Paesi africani propongono all’Onu una risoluzione contro le mutilazioni genitali
femminili
Una proposta di risoluzione dell'Onu contro le mutilazioni genitali femminili è stata
presentata dal gruppo dei Paesi africani. E’ quanto ha annunciato nelle stesse ore
il ministro degli Esteri italiano, Giulio Terzi, nel corso del Convegno organizzato
al Senato dal Gruppo di lavoro parlamentare su salute globale e diritti delle donne.
Per capire l’entità del fenomeno nel mondo, Fausta Speranza ha intervistato
Rossana Scaricabarozzi dell’Associazione ActionAid, fortemente impegnata contro
questa drammatica pratica lesiva dei più basilari diritti umani:
R. - I dati
ufficiali ci dicono che tra i 100 e i 140 milioni di donne hanno subito mutilazioni
genitali femminili e tre milioni di bambine ogni anno subiscono questo fenomeno. Ovviamente,
questo fenomeno è diffuso soprattutto in Africa e in Medio Oriente ma le stime ci
dicono che purtroppo è un problema anche in Europa. I dati del Parlamento europeo
ci dicono che circa 500 mila donne in Europa hanno subito mutilazioni genitali femminili.

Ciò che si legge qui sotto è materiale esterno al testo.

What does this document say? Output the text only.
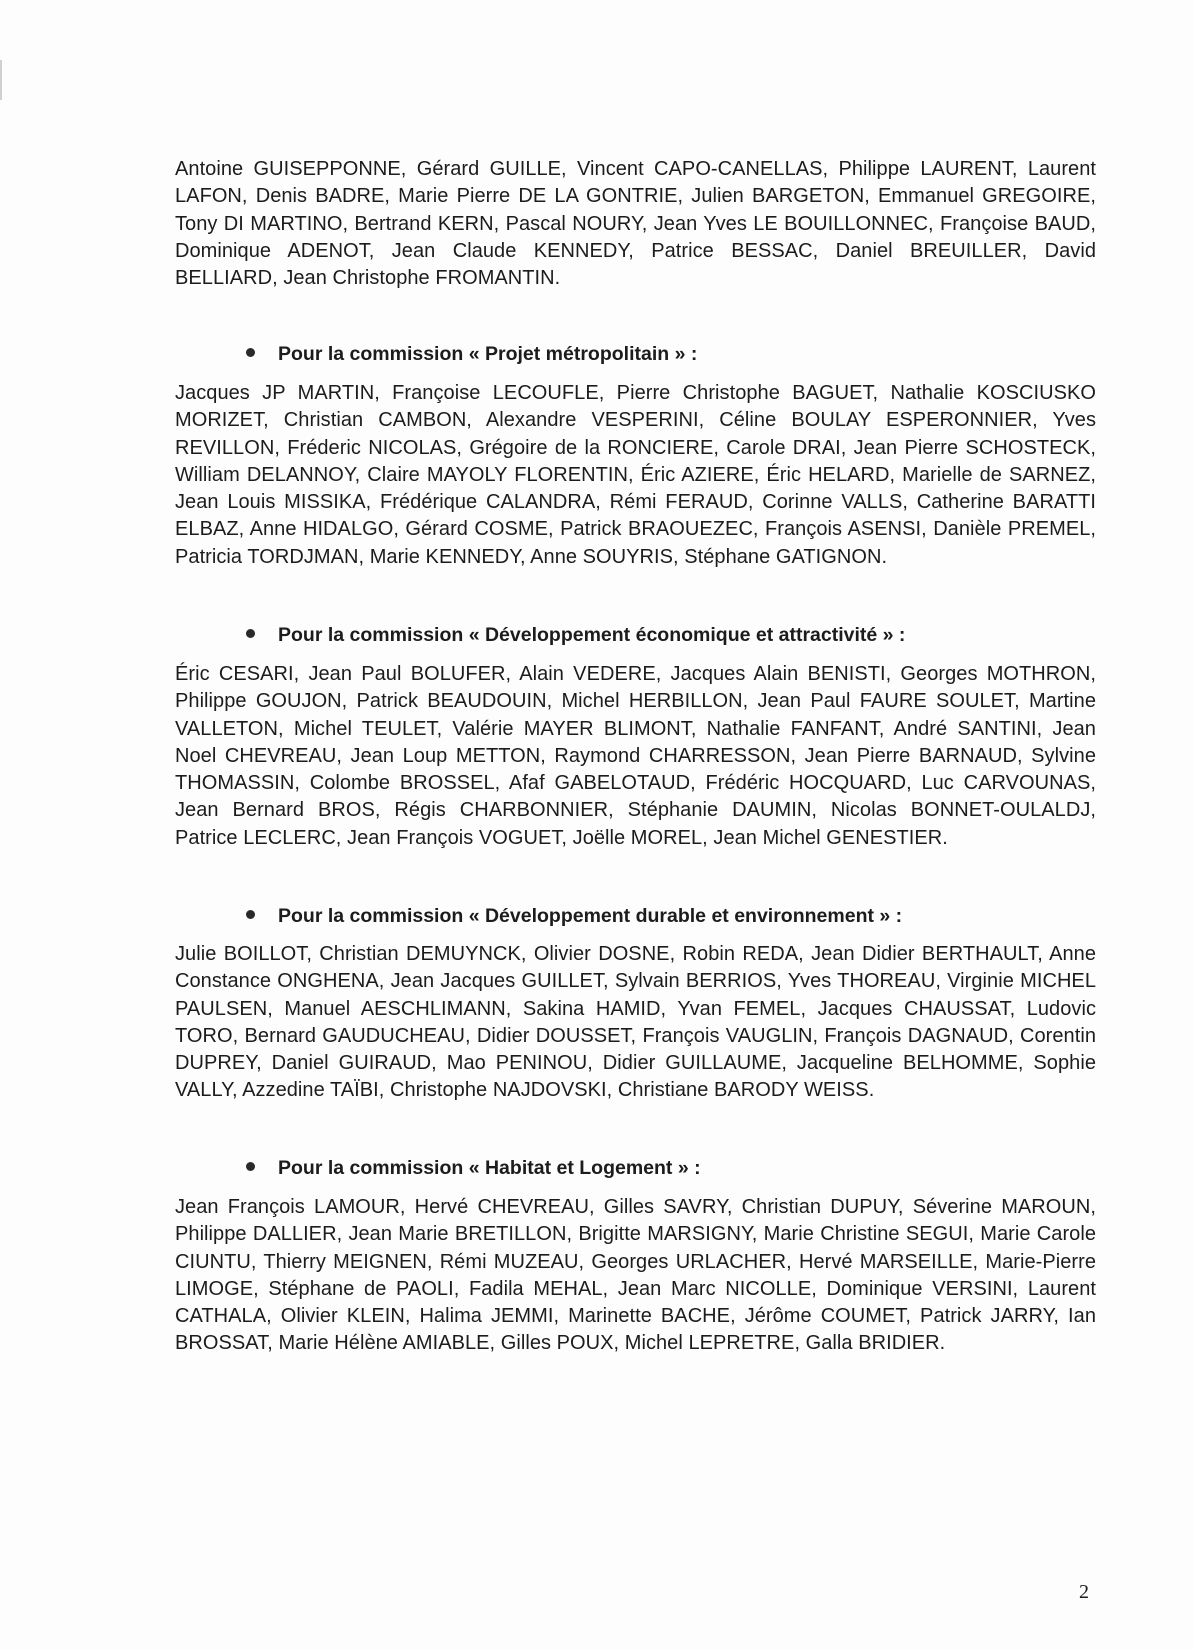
Antoine GUISEPPONNE, Gérard GUILLE, Vincent CAPO-CANELLAS, Philippe LAURENT, Laurent LAFON, Denis BADRE, Marie Pierre DE LA GONTRIE, Julien BARGETON, Emmanuel GREGOIRE, Tony DI MARTINO, Bertrand KERN, Pascal NOURY, Jean Yves LE BOUILLONNEC, Françoise BAUD, Dominique ADENOT, Jean Claude KENNEDY, Patrice BESSAC, Daniel BREUILLER, David BELLIARD, Jean Christophe FROMANTIN.

Pour la commission « Projet métropolitain » :

Jacques JP MARTIN, Françoise LECOUFLE, Pierre Christophe BAGUET, Nathalie KOSCIUSKO MORIZET, Christian CAMBON, Alexandre VESPERINI, Céline BOULAY ESPERONNIER, Yves REVILLON, Fréderic NICOLAS, Grégoire de la RONCIERE, Carole DRAI, Jean Pierre SCHOSTECK, William DELANNOY, Claire MAYOLY FLORENTIN, Éric AZIERE, Éric HELARD, Marielle de SARNEZ, Jean Louis MISSIKA, Frédérique CALANDRA, Rémi FERAUD, Corinne VALLS, Catherine BARATTI ELBAZ, Anne HIDALGO, Gérard COSME, Patrick BRAOUEZEC, François ASENSI, Danièle PREMEL, Patricia TORDJMAN, Marie KENNEDY, Anne SOUYRIS, Stéphane GATIGNON.

Pour la commission « Développement économique et attractivité » :

Éric CESARI, Jean Paul BOLUFER, Alain VEDERE, Jacques Alain BENISTI, Georges MOTHRON, Philippe GOUJON, Patrick BEAUDOUIN, Michel HERBILLON, Jean Paul FAURE SOULET, Martine VALLETON, Michel TEULET, Valérie MAYER BLIMONT, Nathalie FANFANT, André SANTINI, Jean Noel CHEVREAU, Jean Loup METTON, Raymond CHARRESSON, Jean Pierre BARNAUD, Sylvine THOMASSIN, Colombe BROSSEL, Afaf GABELOTAUD, Frédéric HOCQUARD, Luc CARVOUNAS, Jean Bernard BROS, Régis CHARBONNIER, Stéphanie DAUMIN, Nicolas BONNET-OULALDJ, Patrice LECLERC, Jean François VOGUET, Joëlle MOREL, Jean Michel GENESTIER.

Pour la commission « Développement durable et environnement » :

Julie BOILLOT, Christian DEMUYNCK, Olivier DOSNE, Robin REDA, Jean Didier BERTHAULT, Anne Constance ONGHENA, Jean Jacques GUILLET, Sylvain BERRIOS, Yves THOREAU, Virginie MICHEL PAULSEN, Manuel AESCHLIMANN, Sakina HAMID, Yvan FEMEL, Jacques CHAUSSAT, Ludovic TORO, Bernard GAUDUCHEAU, Didier DOUSSET, François VAUGLIN, François DAGNAUD, Corentin DUPREY, Daniel GUIRAUD, Mao PENINOU, Didier GUILLAUME, Jacqueline BELHOMME, Sophie VALLY, Azzedine TAÏBI, Christophe NAJDOVSKI, Christiane BARODY WEISS.

Pour la commission « Habitat et Logement » :

Jean François LAMOUR, Hervé CHEVREAU, Gilles SAVRY, Christian DUPUY, Séverine MAROUN, Philippe DALLIER, Jean Marie BRETILLON, Brigitte MARSIGNY, Marie Christine SEGUI, Marie Carole CIUNTU, Thierry MEIGNEN, Rémi MUZEAU, Georges URLACHER, Hervé MARSEILLE, Marie-Pierre LIMOGE, Stéphane de PAOLI, Fadila MEHAL, Jean Marc NICOLLE, Dominique VERSINI, Laurent CATHALA, Olivier KLEIN, Halima JEMMI, Marinette BACHE, Jérôme COUMET, Patrick JARRY, Ian BROSSAT, Marie Hélène AMIABLE, Gilles POUX, Michel LEPRETRE, Galla BRIDIER.

2
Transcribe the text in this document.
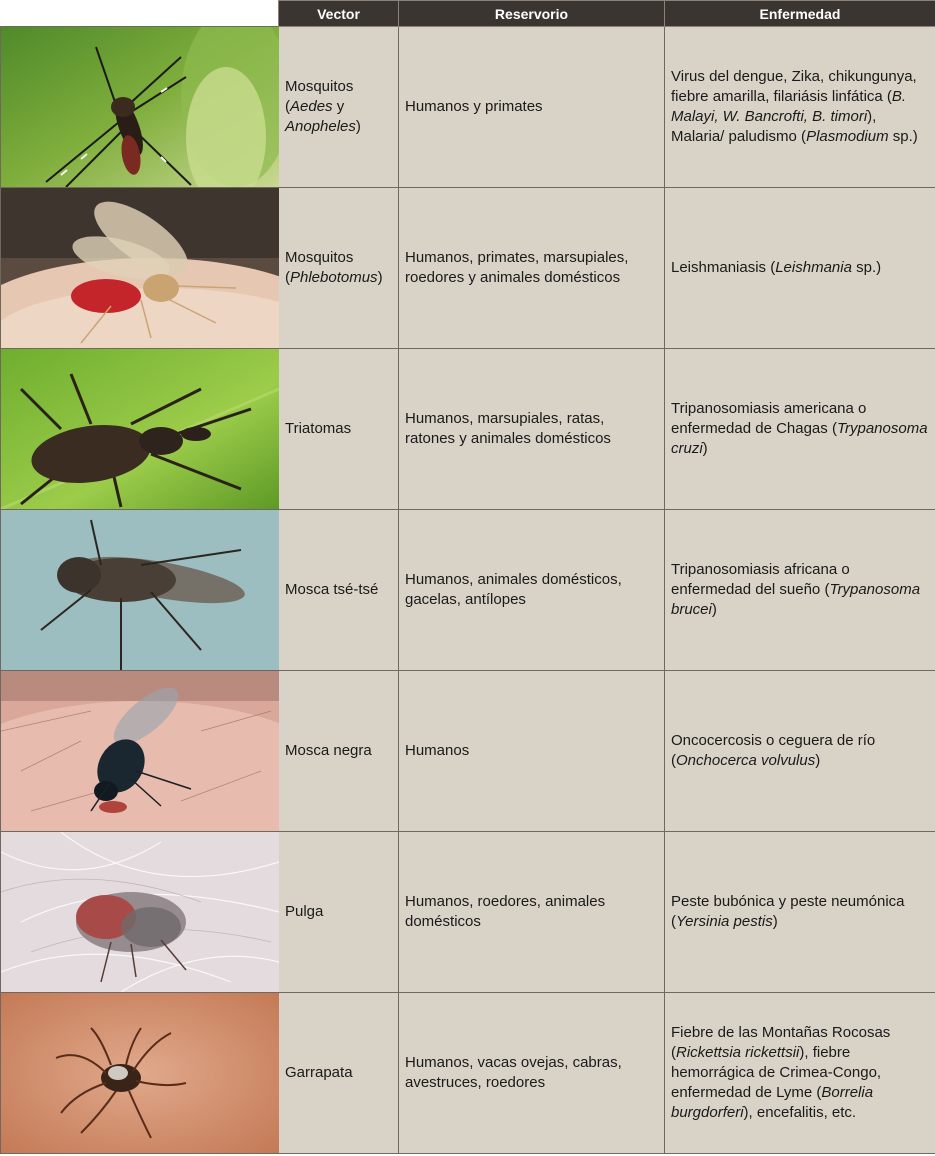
	Vector	Reservorio	Enfermedad

	Mosquitos
(Aedes y
Anopheles)	Humanos y primates	Virus del dengue, Zika, chikungunya, fiebre amarilla, filariásis linfática (B. Malayi, W. Bancrofti, B. timori), Malaria/ paludismo (Plasmodium sp.)

	Mosquitos
(Phlebotomus)	Humanos, primates, marsupiales, roedores y animales domésticos	Leishmaniasis (Leishmania sp.)

	Triatomas	Humanos, marsupiales, ratas, ratones y animales domésticos	Tripanosomiasis americana o enfermedad de Chagas (Trypanosoma cruzi)

	Mosca tsé-tsé	Humanos, animales domésticos, gacelas, antílopes	Tripanosomiasis africana o enfermedad del sueño (Trypanosoma brucei)

	Mosca negra	Humanos	Oncocercosis o ceguera de río (Onchocerca volvulus)

	Pulga	Humanos, roedores, animales domésticos	Peste bubónica y peste neumónica (Yersinia pestis)

	Garrapata	Humanos, vacas ovejas, cabras, avestruces, roedores	Fiebre de las Montañas Rocosas (Rickettsia rickettsii), fiebre hemorrágica de Crimea-Congo, enfermedad de Lyme (Borrelia burgdorferi), encefalitis, etc.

Lo Stato ci dice che 35 mila donne ogni anno le subiscono e che, in Italia, 90 mila
donne emigrate che vivono nel nostro Paese hanno subito questo fenomeno.
D.
– Parliamo di prevenzione: come prevenire e quali difficoltà si incontrano?
R.
- Come ActionAid, operiamo contro le mutilazioni genitali femminili, in particolare
in Etiopia Kenya, Liberia e Ghana. Tre di questi Paesi, si sono dotati di una legge
contro le mutilazioni genitali femminili. In Etiopia, in particolare, dal ’97 al 2007
si è registrata una diminuzione di questo fenomeno, però è ancora molto diffuso. Per
prevenzione la nostra strategia prevede una sensibilizzazione, una denuncia a livello
comunitario. Ovviamente, è un fenomeno collegato anche alla povertà. In molti Paesi,
molte donne che praticano la mutilazione non hanno altre forme di reddito, quindi
si oppongono alla lotta a questa pratica. Ci sono anche altri ostacoli come le culture
e le tradizioni di certi Paesi che prescindono dalla religione, perché dipendono dai
gruppi etnici: si legano più a tradizioni antichissime che sono molto difficili da
sradicare. Quindi, è molto importante agire a livello comunitario e che la comunità
stessa comprenda le implicazioni di questo fenomeno in termini di violazione di diritti
fondamentali della persona, delle donne in particolare, e che si faccia portatore
di un cambiamento a livello comunitario.
D. - Senz’altro, sradicare la credenza
per la quale chissà quale valore avrebbe far subire a una bambina una mutilazione
genitale ma soprattutto forse anche far sapere i danni dal punto di vista sanitario,
psicologico e fisico che le bambine subiscono…
R. - Spesso si nascondono un
po’ quali sono le vere conseguenze di queste pratiche, che hanno effetti devastanti
dal punto di vista della salute delle bambine e delle donne anche in età avanzata,
non soltanto da bambine. Per esempio, possano portare complicazioni durante il parto,
perfino alla morte della madre e del bambino stesso al momento del parto. Ovviamente
queste conseguenze vengono spesso minimizzate all’interno delle comunità, si dice
che non fa così male. Quindi, su questo ovviamente ci vuole una sensibilizzazione
ma anche una sensibilizzazione su altre credenze. Per esempio, in alcuni Paesi si
pensa che le donne che non sono mutilate siano più propense a tradire il marito. Ci
sono stereotipi di genere che vanno destrutturati e questo si fa partendo sempre dalla
sensibilizzazione, dal dialogo. Spesso, affrontare anche direttamente la problematica
non è poi così efficace. Nella nostra esperienza noi partiamo da altre problematiche,
come per esempio la diffusione dell’Hiv e dell’Aids a cui anche la pratica delle mutilazioni
genitali femminili contribuisce. Quindi, iniziando a parlare di lotta all’Aids, creando
un dialogo iniziale con le comunità, poi si può allargare il discorso più in generale
sulle pratiche lesive dei diritti delle donne quali i matrimoni precoci, le mutilazioni
genitali… Da lì, si inizia un dibattito più approfondito e si arriva più in profondità,
anche guadagnando la fiducia della comunità.